The Habits of Daily Life
The basic command of the new Testament for our daily lives is to “put on Christ” (Rom 13:14; Eph. 4:24; Col. 3:10), that is, to live in the reality of our redemption by embodying the disposition of Christ. Our inner lives are to reflect his inner life, our souls his soul. The Seven Virtues help us as we reflect on our day-to-day existence to be about this work, of participating with the Spirit to produce in us a Christlike soul. Paul calls this work a “straining” toward the goal of conforming to the image of Christ (Philippians 3:12-16).
These seven qualities are thus best thought of as habits of the soul as it is turned toward Christ.

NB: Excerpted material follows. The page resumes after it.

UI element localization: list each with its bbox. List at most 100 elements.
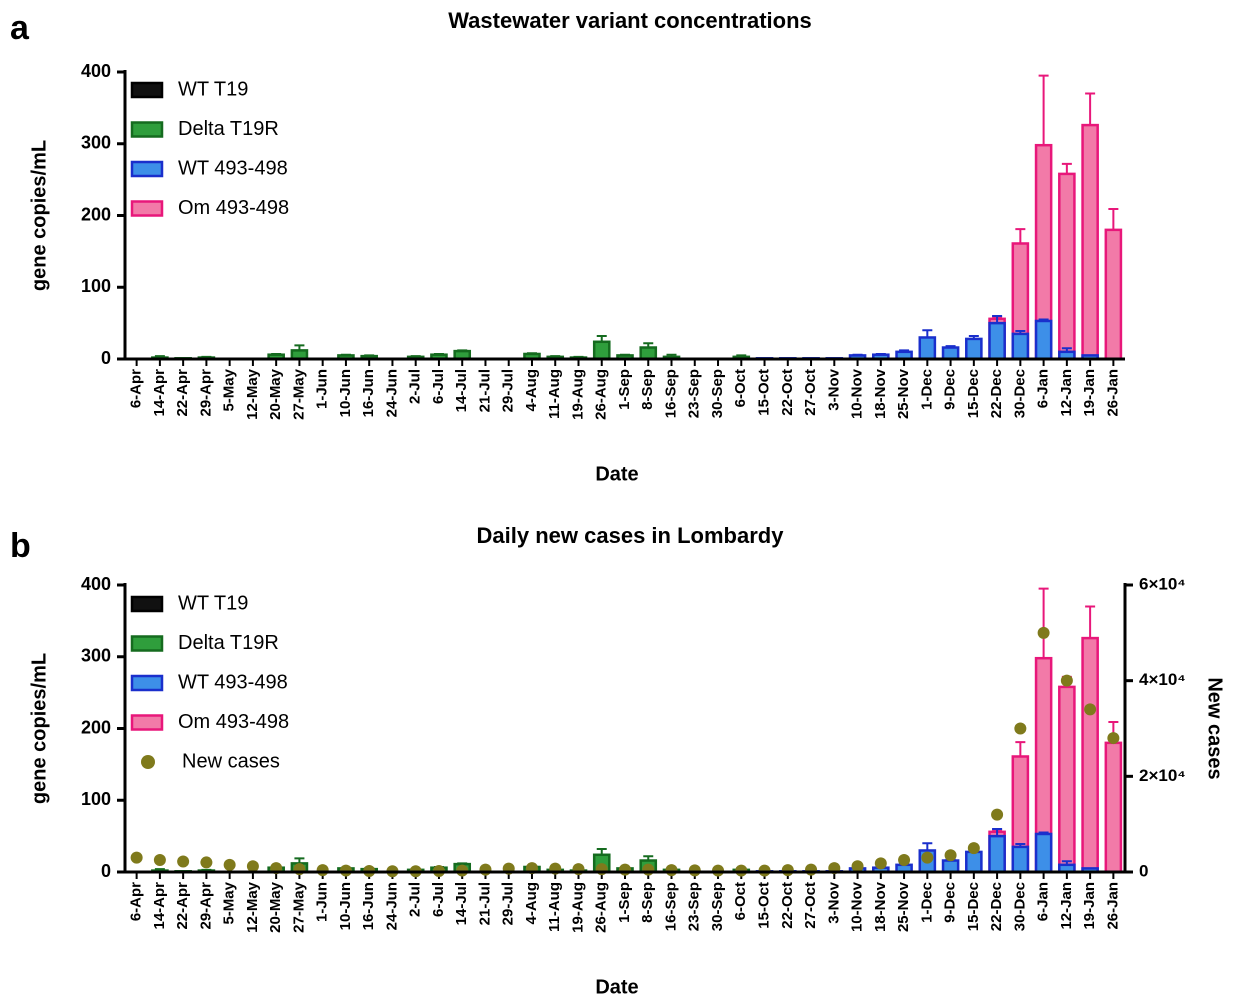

Rather than them simply being moral injunctions, they become to us contemplative guides to how we think about our days and act in obedience to Scripture’s commands. They remind us that Scripture’s commands to us are for our good, that there is a way in which God has ordered our souls and the world around us, and that as we walk in that way, we find ourselves “blessed,” or, rather, “happy.”
So, each of the Seven Virtues compel us to this work of contemplation. While our current age could be described as a rampage against reflection, the Christian moral vision is one which compels us to reflect upon our daily lives, to have space for the quieting of our minds and hearts so that we might engage with the world, not in frantic busyness, but in calm, consistent Christlikeness. This time is historically known as leisure, as the separating of ourselves from the work-is-life mentality to actually think about ourselves, our relationship to God, and how we ought to interact with the world.
The call to grow in virtue in 2021 is really, then, the call to sit and think, using these seven guides, about how you could grow in Christlikeness this coming year. I’ve attached a detailed guide to the Seven Virtues, including Scripture passages for meditation. You can find it by clicking here. May you spend some time thinking, asking the hard questions, and be helped to find a path toward Christlikeness this coming year.